Füsun İkikardeş
06 Haziran 2015 Cumartesi
Aydınlık
BİR DAVA ADAMI
Mehmet Perinçek ile söyleşi
Amerika’da Ermenilerin ‘havaya uçururuz’ tehdine karşı bakın ne yaptı
Büyük yalanın 100. yıldönümünde Başbakan Davutoğlu ‘Tabuları yıktık, tehcir insanlık dışıydı’ diye demeçler verip Ermenistan’a taziyeler sunarken, birileri de belgeleri, kanıtları, AİHM kararlarıyla yalanı çökertti. Hep karşılaştığı soru aynıydı: Haklısınız, ayan beyan ortada ama hükümet nerede?
Amerika’da Ermenilerin ‘havaya uçururuz’ tehdine karşı bakın ne yaptı
O bir gezgin değil, bir tarihçi. Yalan tarihe karşı gerçek tarihi anlatmak için 2 ayda dünya turunun ilkini tamamladı, ikincisine başladı. Dünya turunu, büyük yalanın 100. yıldönümüne denk getirdi. Büyük yalanın üretim merkezi Los Angeles da dahil olmak üzere Türkiye’nin, Avrupa’nın, ABD’nin onlarca merkezine gitti, onlarca konferans verdi, yüzlerce soruyu yanıtladı. Elinde belgeleri, dilinde bilgileri, kalbinde vatan sevgisiyle, sabır ve cesaretle yalanın üstüne gitti. Bu sürede evinde kaldığı birkaç günü de koltukta uyuyarak geçirdi ki, nolur nolmaz yatak rahat gelir de uyuyakalır ve bir sonraki yolculuğun otobüs ya da uçağına geç kalmasın… Çok sevdiği Galatasaray’ın şampiyonluk maçının ilk yarısını izleyebildi, ikinci yarıda uçaktaydı. İki aylık maratonda 45 bin 385 kilometreyi tamamladı, dünyanın çevresi ise 40 bin 75 kilometre!

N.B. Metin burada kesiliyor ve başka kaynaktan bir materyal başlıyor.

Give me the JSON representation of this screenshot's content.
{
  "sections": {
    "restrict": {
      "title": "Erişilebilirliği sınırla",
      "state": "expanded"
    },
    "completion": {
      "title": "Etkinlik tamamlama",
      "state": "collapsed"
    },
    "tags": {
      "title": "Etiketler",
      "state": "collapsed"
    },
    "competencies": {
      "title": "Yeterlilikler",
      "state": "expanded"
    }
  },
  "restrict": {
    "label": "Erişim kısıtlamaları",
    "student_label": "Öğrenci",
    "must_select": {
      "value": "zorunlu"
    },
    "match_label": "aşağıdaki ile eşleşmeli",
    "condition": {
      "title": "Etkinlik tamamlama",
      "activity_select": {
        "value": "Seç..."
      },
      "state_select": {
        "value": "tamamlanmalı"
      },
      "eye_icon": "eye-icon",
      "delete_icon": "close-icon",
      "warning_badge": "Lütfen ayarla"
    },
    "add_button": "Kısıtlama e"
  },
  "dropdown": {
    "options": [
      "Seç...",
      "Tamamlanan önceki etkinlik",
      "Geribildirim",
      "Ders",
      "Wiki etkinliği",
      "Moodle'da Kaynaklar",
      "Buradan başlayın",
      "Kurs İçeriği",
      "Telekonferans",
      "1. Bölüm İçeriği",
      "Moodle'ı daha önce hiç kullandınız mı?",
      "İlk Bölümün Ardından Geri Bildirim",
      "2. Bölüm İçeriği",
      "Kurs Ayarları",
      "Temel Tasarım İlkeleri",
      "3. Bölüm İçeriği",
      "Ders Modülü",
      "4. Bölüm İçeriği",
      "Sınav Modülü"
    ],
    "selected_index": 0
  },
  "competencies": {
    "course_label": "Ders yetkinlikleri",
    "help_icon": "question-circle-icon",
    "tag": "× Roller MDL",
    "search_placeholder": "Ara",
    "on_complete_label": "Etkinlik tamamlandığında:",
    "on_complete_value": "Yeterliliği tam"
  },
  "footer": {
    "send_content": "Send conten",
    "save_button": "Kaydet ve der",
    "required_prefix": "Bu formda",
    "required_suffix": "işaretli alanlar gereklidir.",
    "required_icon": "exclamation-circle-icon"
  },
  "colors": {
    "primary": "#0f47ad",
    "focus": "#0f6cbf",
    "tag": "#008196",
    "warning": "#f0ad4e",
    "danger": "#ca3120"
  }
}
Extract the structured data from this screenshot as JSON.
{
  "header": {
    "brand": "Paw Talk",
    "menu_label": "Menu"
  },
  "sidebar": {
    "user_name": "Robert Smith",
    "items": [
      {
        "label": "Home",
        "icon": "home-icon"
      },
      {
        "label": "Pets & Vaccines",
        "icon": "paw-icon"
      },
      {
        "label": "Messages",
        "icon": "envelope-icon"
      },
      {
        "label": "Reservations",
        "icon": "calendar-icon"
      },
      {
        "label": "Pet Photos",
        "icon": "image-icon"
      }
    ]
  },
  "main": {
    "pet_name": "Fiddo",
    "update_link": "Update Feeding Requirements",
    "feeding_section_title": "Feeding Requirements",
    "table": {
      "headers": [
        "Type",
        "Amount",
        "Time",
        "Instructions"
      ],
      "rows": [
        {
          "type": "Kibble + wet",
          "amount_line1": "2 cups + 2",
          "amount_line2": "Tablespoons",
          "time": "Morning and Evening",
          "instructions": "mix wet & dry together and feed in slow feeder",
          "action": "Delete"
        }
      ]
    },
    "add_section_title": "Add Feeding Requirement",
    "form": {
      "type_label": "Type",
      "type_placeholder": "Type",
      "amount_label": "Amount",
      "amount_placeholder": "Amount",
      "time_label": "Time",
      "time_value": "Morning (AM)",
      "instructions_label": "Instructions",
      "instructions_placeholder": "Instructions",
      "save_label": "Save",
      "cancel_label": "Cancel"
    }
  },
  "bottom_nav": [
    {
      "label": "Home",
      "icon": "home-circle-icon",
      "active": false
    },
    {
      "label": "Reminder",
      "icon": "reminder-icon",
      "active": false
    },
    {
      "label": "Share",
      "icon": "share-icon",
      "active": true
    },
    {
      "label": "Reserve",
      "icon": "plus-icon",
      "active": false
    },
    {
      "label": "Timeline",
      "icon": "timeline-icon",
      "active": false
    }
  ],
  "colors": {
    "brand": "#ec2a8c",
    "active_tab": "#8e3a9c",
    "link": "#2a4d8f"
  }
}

İstanbul Üniversitesi Atatürk İlke ve İnkilapları Enstitüsü Araştırma Görevlisi Dr. Mehmet Bora Perinçek’in tek bir amacı vardı: Ermeni soykırımı yalanına karşı 1915’te olanları aydınlatmak. Biriktirdiği o kadar belge, bilgi, yabancı dil boşa gitmesin istedi. Perinçek’le Aydınlık’ta buluştuk, 2 ayda yaptıklarını konuştuk.
24 NİSAN’DA MEYDAN OKUDU
– Son 2 aylık dünya turunuz planlı mıydı?
Planlıydı, ama yol boyunca başka talepler de geldi, birçok gidemediğim yerler de oldu. Mesela Avustralya’dan ya da Türkiye’nin başka şehirlerinden çağrılar oldu. Konferans vermediğimiz 6-7 günlük bir boşluk olmuştur.
– Nasıl bir düzenleme oldu? Kaç merkeze gittiniz?
Gittiğimiz yerlerde üniversiteler, dernekler, meslek odaları, barolar, diplomatik temsilcilikler var. Hatta cami dernekleri Atatürkçü Düşünce Dernekleri, Alevi derneklerini de sayabiliriz. Türkiye’deki şehirlerden Denizli, İzmir, İstanbul, Ankara, Erzurum, Malatya, Kütahya, Kırıkkale, Burdur, Eskişehir, Kocaeli, Samsun, Nazilli, Aydın var. Avrupa’da Hollanda’nın Rotterdam şehri, Almanya’nın Münih, Köln, Stutgart, Duisburg, Hamburg, Berlin, Hannover ve bazı küçük şehirleriyle ABD’de de New Jersey, Chicago, Washington ve Los Angeles merkezleri. Sayısı belirsiz…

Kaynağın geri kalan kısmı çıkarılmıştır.